Invaluable attachments to 20th century Kielce synagogue district death records
Today is a day when all family historians tracing their roots to Kielce city and area towns will have access to a remarkable collection of a unique data set of the highest professional quality. In this post, I will also be describing the ongoing work of the JRI-Poland Kielce-Radom Research Area team to ensure that all future data we provide meets the same high standards. First, a brief history of the data released today…
On July 5, 2021, Jewish Records Indexing – Poland executive director Stanley Diamond announced the discovery of unusual “hidden in plain sight” record collection with potential benefit for many researchers -the “Attachments to the death certificates of the Kielce Synagogue District” collection with scans of 12,300 cards documenting the 1905 to 1935 deaths in Kielce.
The combination of the pre-printed and handwritten cards with additional information include a treasure of genealogical detail over and above date of death and place of birth, parents’ names, current (street) address and town of permanent residence. Marriage information for the deceased or parents of the deceased is also included in most cards.
Because dedicated researchers answered Stanley’s call for volunteers, on 21 October 2021, I was able to publicly announce the completion of full extraction of these Kielce Death Attachments. And today, I am delighted to reveal that these extracts are fully accessible for online search on the JRI-Poland website.
An unusual resource
The death attachments folder is an unusual resource with two types of documents, a death certificate (Świadectwo O Śmierci) issued by a Kielce doctor with details on a pre-printed form; and a handwritten paper document that acted as an official burial permit attested by the statistical Department of the Kielce Municipal Office. Although signed by the secretary of the Kahal, this was not a synagogue “burial record” since it was initiated and maintained by the Kielce Municipality. The overall function of these documents was to provide vital details used in the process of registering the death event in the civil metric books.
Accuracy above all – what makes our work special
Since the death attachments correspond 1:1 with the vital death registration akt numbers in the civil metric books, we assigned this Akt number to the extract and combined data from both supporting documents. Moreover, as we previously fully extracted the available Kielce metric records, we were able to cross-reference individuals to create the most accurate reading of challenging handwriting. This is an ongoing process – we continuously review our master files and make corrections. From a genealogical standpoint this gives the fullest picture possible of the deceased individual and family and as the Kielce-Radom Research Area Coordinator, meets my personal goal to provide JRI-Poland with the most accurate information for each and every record.

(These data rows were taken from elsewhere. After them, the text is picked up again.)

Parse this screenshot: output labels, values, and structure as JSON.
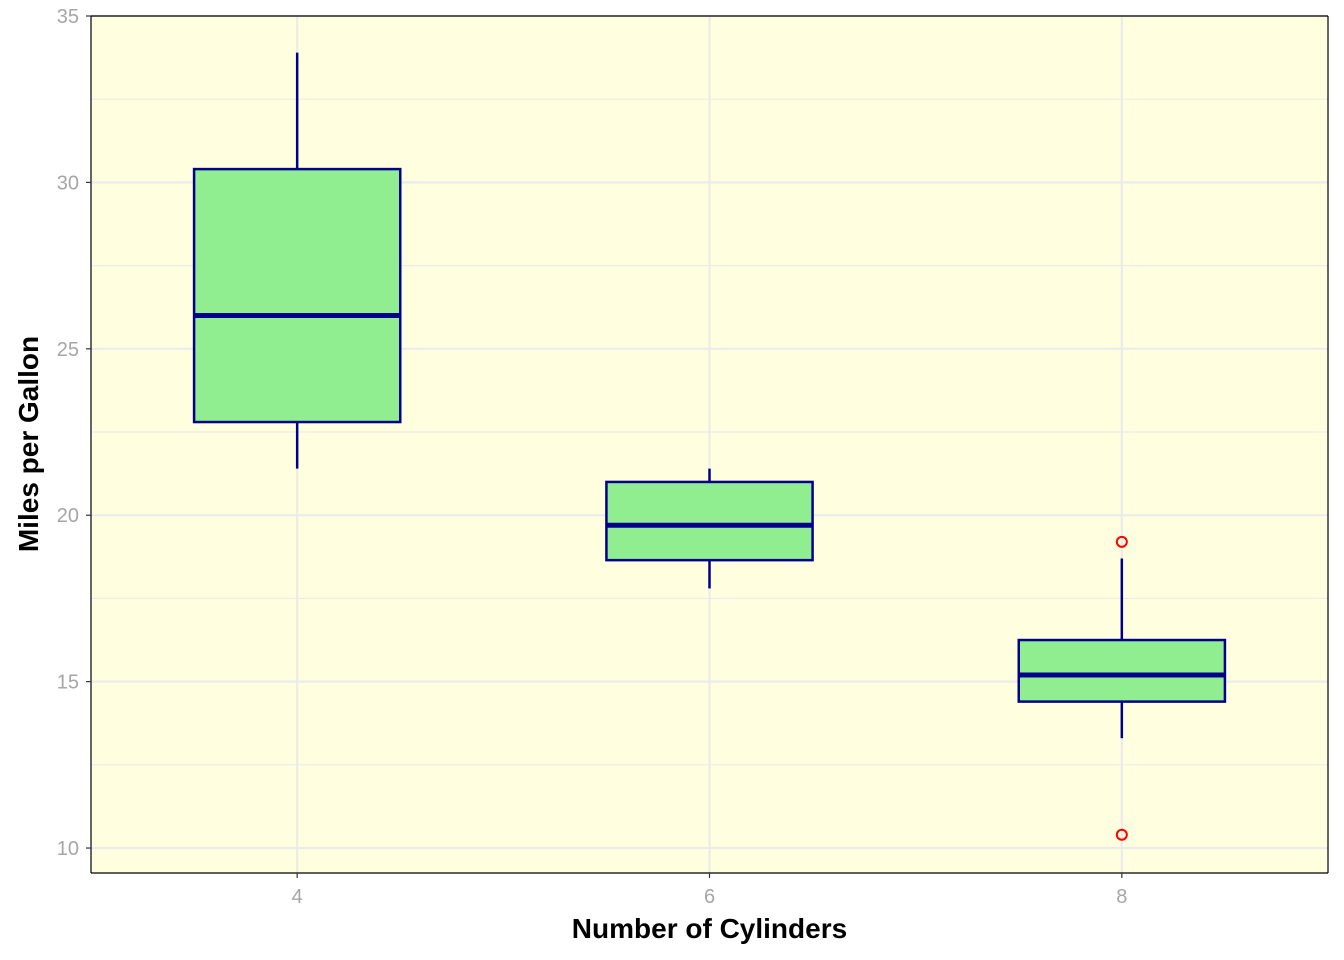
{
  "chart_data": {
    "type": "box",
    "title": "",
    "xlabel": "Number of Cylinders",
    "ylabel": "Miles per Gallon",
    "xlim": [
      3,
      9
    ],
    "ylim": [
      9.25,
      35
    ],
    "x_ticks": [
      4,
      6,
      8
    ],
    "y_ticks": [
      10,
      15,
      20,
      25,
      30,
      35
    ],
    "y_minor_ticks": [
      12.5,
      17.5,
      22.5,
      27.5,
      32.5
    ],
    "grid": true,
    "box_width": 1,
    "series": [
      {
        "x": 4,
        "whisker_low": 21.4,
        "q1": 22.8,
        "median": 26.0,
        "q3": 30.4,
        "whisker_high": 33.9,
        "outliers": []
      },
      {
        "x": 6,
        "whisker_low": 17.8,
        "q1": 18.65,
        "median": 19.7,
        "q3": 21.0,
        "whisker_high": 21.4,
        "outliers": []
      },
      {
        "x": 8,
        "whisker_low": 13.3,
        "q1": 14.4,
        "median": 15.2,
        "q3": 16.25,
        "whisker_high": 18.7,
        "outliers": [
          19.2,
          10.4
        ]
      }
    ],
    "colors": {
      "panel_background": "#ffffe0",
      "box_fill": "#90ee90",
      "box_outline": "#00008b",
      "outlier": "#ff0000",
      "grid": "#ebebeb",
      "tick_text": "#a6a6a6",
      "axis_title": "#000000"
    }
  }
}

Proprietary value-added information
The death attachment extracts supplement JRI-Poland’s full extraction of all surviving civil records of the city of Kielce from 1868. Going beyond full extraction of vital data, we have devoted countless hours to create value-added fields that are proprietary to contributors wanting to deep dive into their family story and invaluable to researchers wanting to accurately document their research findings. These include links to cemetery tombstones and invaluable deduced surname columns. Even with surnames eradicated from surviving tombstones, with the year of death, given name and father’s name we were able to link a tombstone to a death registration. Sadly, not many tombstones survived desecration. Such linkages and deductions are only possible because we have fully extracted the vital records, created standardized name fields, analyzed clans and deduced missing or changed surnames – while maintaining the integrity of the original deciphered data. Clerks notoriously omitted mother’s maiden names which for many records we have succeeded in deducing and extrapolating.
Furthermore, since JRI-Poland has fully extracted vital registrations from all prominent Kielce towns, we are able to trace the migration of families from one town to another and uncover long-standing mysteries for the families of our research community.
JRI-Poland and the Kielce-Radom Research Area records-extraction initiative
JRI-Poland is committed to fully extracting the vital data from all Kielce towns – town by town – resource by resource: Parish records, metric records, Books of Residents, school lists and more. The resourceful and inspired efforts to standardize names facilitates name deductions, fills in blanks and breaks down brick walls. Additionally, this mass of data enables us to analyze pre-1826 mixed Parish civil records and deduce eventual proper surnames from Patronymics. Through professional level extraction of Kielce records and creation of value-added fields, JRI-Poland optimizes ancestry search for Jewish genealogists.